Memorandum by the Assistant Chief of the Division of Near Eastern Affairs (Barnes)

The Yugoslav Minister6 called by appointment on Mr. Sayre7 at eleven o’clock this morning.

The Minister regretfully informed Mr. Sayre that his Government had concluded that it could not accept the modus vivendi offered in our note of December 17, 1936.8 The Minister stated that he had received telegraphic instructions to this effect in which he had been directed to communicate the information to the Department and to state that his Government accepted in principle the alternative proposal to set aside temporarily the most-favored-nation provisions [Page 587] with respect to trade of the Treaty of 1881.9 The Minister added that he expected to receive detailed instructions by mail which presumably would clear the way to the early signature of the alternative proposal.

The Minister explained that it was with great regret that he had learned of his Government’s choice and he expressed the opinion that those who had taken the decision no doubt regretted it as much as he did. However, with the proceeds of more than 400,000,000 dinars of Yugoslav exports blocked in Germany and with 150,000,000 blocked in Italy (about 15 percent of his country’s total annual exports), it was quite clear that his Government had no other course than to bow to the exigencies of the moment. The Minister said that he had been instructed to make it clear that even after the most-favored-nation provisions with respect to trade of the 1881 Treaty had been formally set aside his Government would continue to apply its import regulations in the most favorable manner to American commodities.

Finally, the Minister mentioned that it had been stated in his telegraphic instructions that his Government was working on a clearing or compensation arrangement with respect to trade with the United States which it would soon have in shape to propose to us. The Minister seemed much puzzled by this feature of his instructions in view of the fact that our note of December 17, 1936, had explained in great detail that our policy was expressly directed against the extension of all the devices of controlled trade.

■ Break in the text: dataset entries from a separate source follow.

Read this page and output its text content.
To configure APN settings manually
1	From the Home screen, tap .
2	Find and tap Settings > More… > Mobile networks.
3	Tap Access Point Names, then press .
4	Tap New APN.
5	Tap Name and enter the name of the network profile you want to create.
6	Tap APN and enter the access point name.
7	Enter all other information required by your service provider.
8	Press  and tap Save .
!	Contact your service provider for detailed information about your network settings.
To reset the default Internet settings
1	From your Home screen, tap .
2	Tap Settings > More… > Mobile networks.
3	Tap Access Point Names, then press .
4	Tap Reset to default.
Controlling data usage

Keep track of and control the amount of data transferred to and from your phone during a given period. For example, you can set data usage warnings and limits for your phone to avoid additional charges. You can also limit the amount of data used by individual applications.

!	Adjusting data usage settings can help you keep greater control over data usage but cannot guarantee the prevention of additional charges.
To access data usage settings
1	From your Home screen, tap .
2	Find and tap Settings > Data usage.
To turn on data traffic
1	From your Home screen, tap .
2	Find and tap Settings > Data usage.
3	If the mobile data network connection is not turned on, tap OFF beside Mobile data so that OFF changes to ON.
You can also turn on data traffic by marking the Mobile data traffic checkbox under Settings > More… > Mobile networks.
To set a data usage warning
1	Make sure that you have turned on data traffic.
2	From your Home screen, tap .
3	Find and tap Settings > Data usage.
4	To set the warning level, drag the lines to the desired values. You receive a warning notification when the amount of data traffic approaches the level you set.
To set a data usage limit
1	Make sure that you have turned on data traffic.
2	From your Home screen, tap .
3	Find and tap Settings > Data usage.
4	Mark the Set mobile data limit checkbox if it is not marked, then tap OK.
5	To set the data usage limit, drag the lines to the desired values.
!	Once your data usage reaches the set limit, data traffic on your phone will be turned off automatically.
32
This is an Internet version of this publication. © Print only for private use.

Mr. Sayre expressed regret that the Yugoslav Government had concluded that it could not accept the proffered modus vivendi. He said that he of course realized the practical effect of German trade practices on such countries as Yugoslavia and that it was just such situations that we hope to correct in time through our trade agreements policy. Under these circumstances we of course are not in a position to consider offers of clearing or compensation agreements, such agreements being in fact part and parcel of the evil which it is our hope will be checked and ultimately uprooted by the determination of certain nations at least to retain the most-favored-nation principle as the basis of their trade relations.

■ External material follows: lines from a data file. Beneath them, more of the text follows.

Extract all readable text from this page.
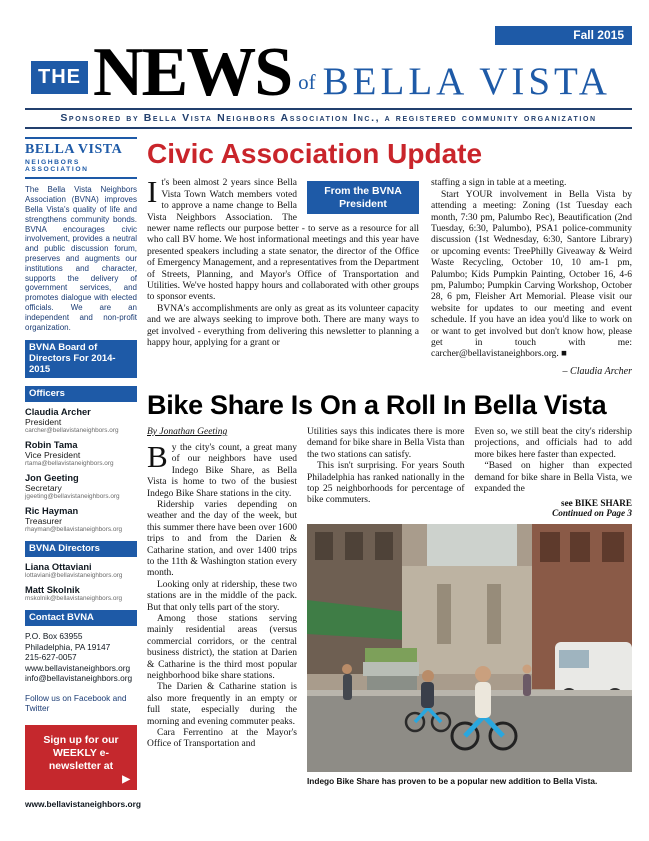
Fall 2015
THE NEWS of BELLA VISTA
Sponsored by Bella Vista Neighbors Association Inc., a registered community organization
BELLA VISTA
NEIGHBORS ASSOCIATION
The Bella Vista Neighbors Association (BVNA) improves Bella Vista's quality of life and strengthens community bonds. BVNA encourages civic involvement, provides a neutral and public discussion forum, preserves and augments our institutions and character, supports the delivery of government services, and promotes dialogue with elected officials. We are an independent and non-profit organization.
BVNA Board of Directors For 2014-2015
Officers
Claudia Archer
President
carcher@bellavistaneighbors.org
Robin Tama
Vice President
rtama@bellavistaneighbors.org
Jon Geeting
Secretary
jgeeting@bellavistaneighbors.org
Ric Hayman
Treasurer
rhayman@bellavistaneighbors.org
BVNA Directors
Liana Ottaviani
lottaviani@bellavistaneighbors.org
Matt Skolnik
mskolnik@bellavistaneighbors.org
Contact BVNA
P.O. Box 63955
Philadelphia, PA 19147
215-627-0057
www.bellavistaneighbors.org
info@bellavistaneighbors.org
Follow us on Facebook and Twitter
Sign up for our WEEKLY e-newsletter at
▶
www.bellavistaneighbors.org
Civic Association Update
From the BVNA President

It's been almost 2 years since Bella Vista Town Watch members voted to approve a name change to Bella Vista Neighbors Association. The newer name reflects our purpose better - to serve as a resource for all who call BV home. We host informational meetings and this year have presented speakers including a state senator, the director of the Office of Emergency Management, and a representatives from the Department of Streets, Planning, and Mayor's Office of Transportation and Utilities. We've hosted happy hours and collaborated with other groups to sponsor events.

BVNA's accomplishments are only as great as its volunteer capacity and we are always seeking to improve both. There are many ways to get involved - everything from delivering this newsletter to planning a happy hour, applying for a grant or

staffing a sign in table at a meeting.

Start YOUR involvement in Bella Vista by attending a meeting: Zoning (1st Tuesday each month, 7:30 pm, Palumbo Rec), Beautification (2nd Tuesday, 6:30, Palumbo), PSA1 police-community discussion (1st Wednesday, 6:30, Santore Library) or upcoming events: TreePhilly Giveaway & Weird Waste Recycling, October 10, 10 am-1 pm, Palumbo; Kids Pumpkin Painting, October 16, 4-6 pm, Palumbo; Pumpkin Carving Workshop, October 28, 6 pm, Fleisher Art Memorial. Please visit our website for updates to our meeting and event schedule. If you have an idea you'd like to work on or want to get involved but don't know how, please get in touch with me: carcher@bellavistaneighbors.org. ■

– Claudia Archer

Bike Share Is On a Roll In Bella Vista

By Jonathan Geeting

By the city's count, a great many of our neighbors have used Indego Bike Share, as Bella Vista is home to two of the busiest Indego Bike Share stations in the city.

Ridership varies depending on weather and the day of the week, but this summer there have been over 1600 trips to and from the Darien & Catharine station, and over 1400 trips to the 11th & Washington station every month.

Looking only at ridership, these two stations are in the middle of the pack. But that only tells part of the story.

Among those stations serving mainly residential areas (versus commercial corridors, or the central business district), the station at Darien & Catharine is the third most popular neighborhood bike share stations.

The Darien & Catharine station is also more frequently in an empty or full state, especially during the morning and evening commuter peaks.

Cara Ferrentino at the Mayor's Office of Transportation and

Utilities says this indicates there is more demand for bike share in Bella Vista than the two stations can satisfy.

This isn't surprising. For years South Philadelphia has ranked nationally in the top 25 neighborhoods for percentage of bike commuters.

Even so, we still beat the city's ridership projections, and officials had to add more bikes here faster than expected.

“Based on higher than expected demand for bike share in Bella Vista, we expanded the

see BIKE SHARE
Continued on Page 3

Indego Bike Share has proven to be a popular new addition to Bella Vista.
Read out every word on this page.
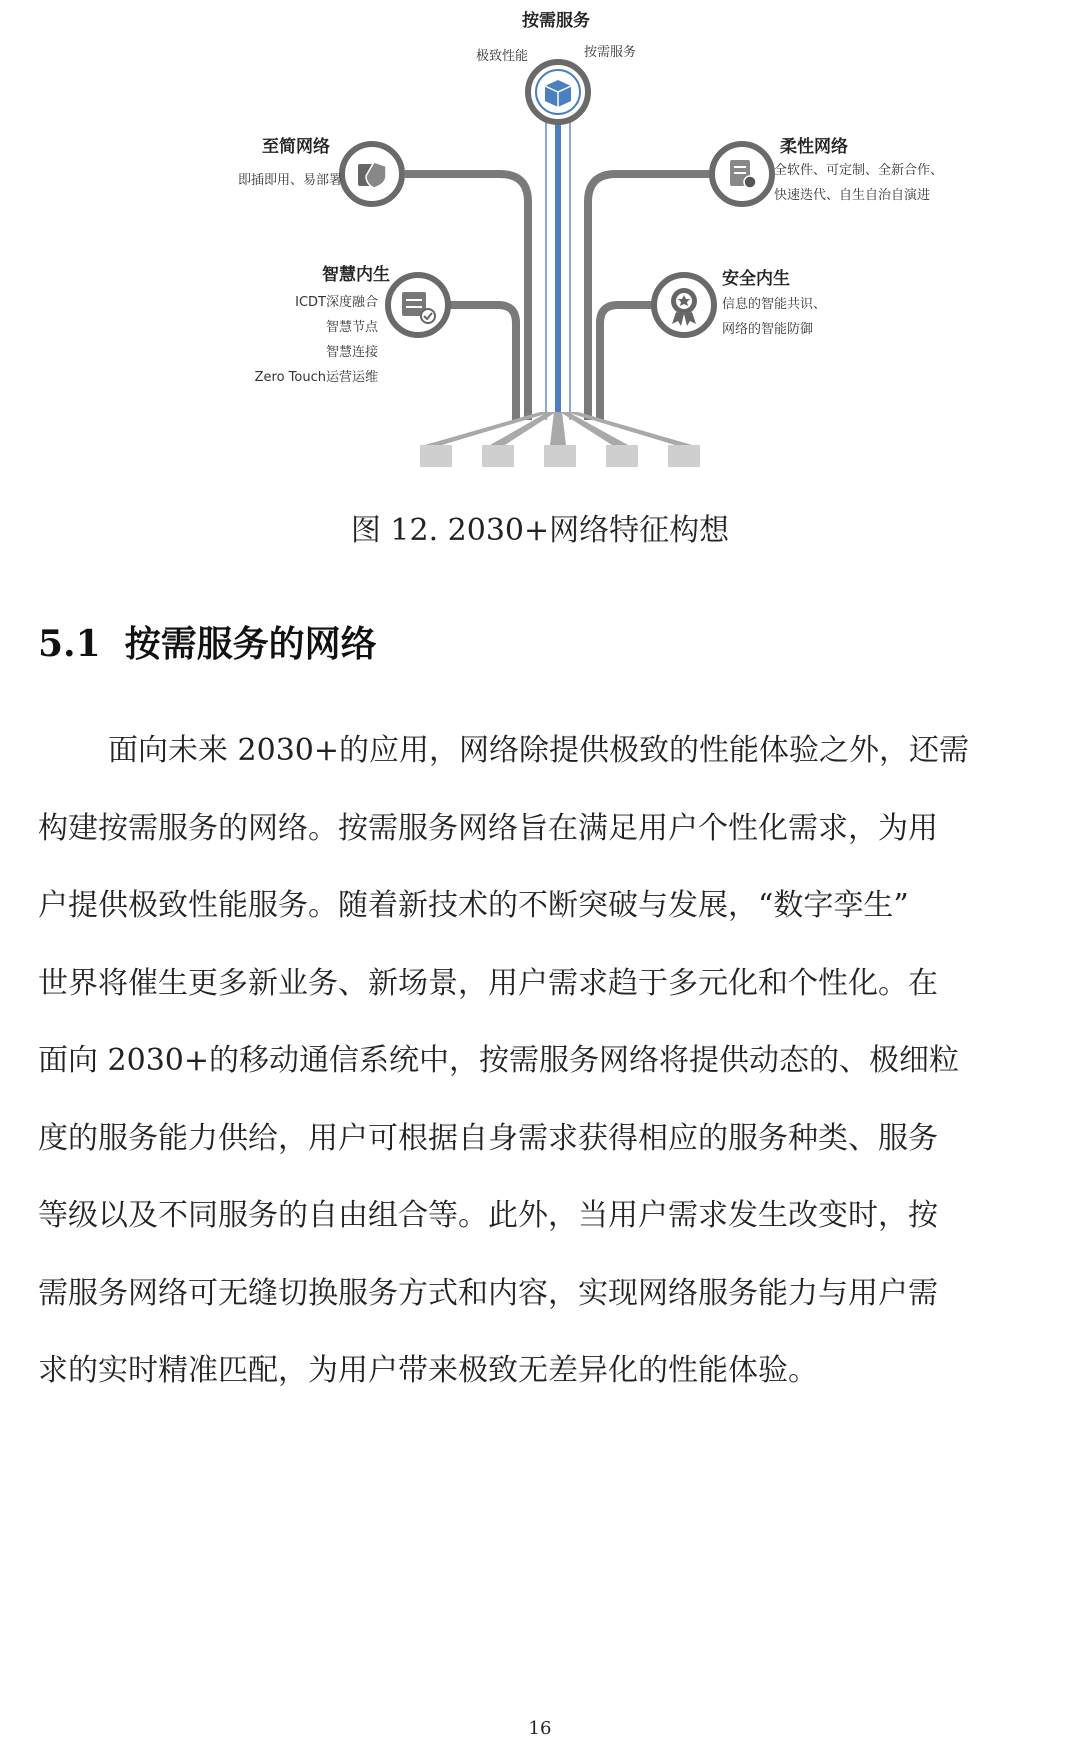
按需服务
极致性能	按需服务
至简网络
即插即用、易部署
柔性网络
全软件、可定制、全新合作、
快速迭代、自生自治自演进
智慧内生
ICDT深度融合
智慧节点
智慧连接
Zero Touch运营运维
安全内生
信息的智能共识、
网络的智能防御
图 12. 2030+网络特征构想
5.1 按需服务的网络
面向未来 2030+的应用，网络除提供极致的性能体验之外，还需
构建按需服务的网络。按需服务网络旨在满足用户个性化需求，为用
户提供极致性能服务。随着新技术的不断突破与发展，“数字孪生”
世界将催生更多新业务、新场景，用户需求趋于多元化和个性化。在
面向 2030+的移动通信系统中，按需服务网络将提供动态的、极细粒
度的服务能力供给，用户可根据自身需求获得相应的服务种类、服务
等级以及不同服务的自由组合等。此外，当用户需求发生改变时，按
需服务网络可无缝切换服务方式和内容，实现网络服务能力与用户需
求的实时精准匹配，为用户带来极致无差异化的性能体验。
16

Mr. Sayre expressed the hope that the Minister would receive his detailed instructions shortly so that the agreement to set aside certain of the Articles of the 1881 Treaty may be concluded in time to obtain the Senate’s consent to ratification before the end of this session of the Congress. The Minister seemed of the opinion that his instructions would reach him within the next week or two.

  1. Constantin Fotitch.
  2. Francis B. Sayre, Assistant Secretary of State.
  3. Foreign Relations, 1936, vol. ii, p. 825.
  4. Convention of Commerce and Navigation between the United States and Servia; William M. Malloy (ed.), Treaties, Conventions, etc., Between the United States of America and Other Powers, 1776–1909 (Washington, Government Printing Office, 1910), vol. ii, p. 1613.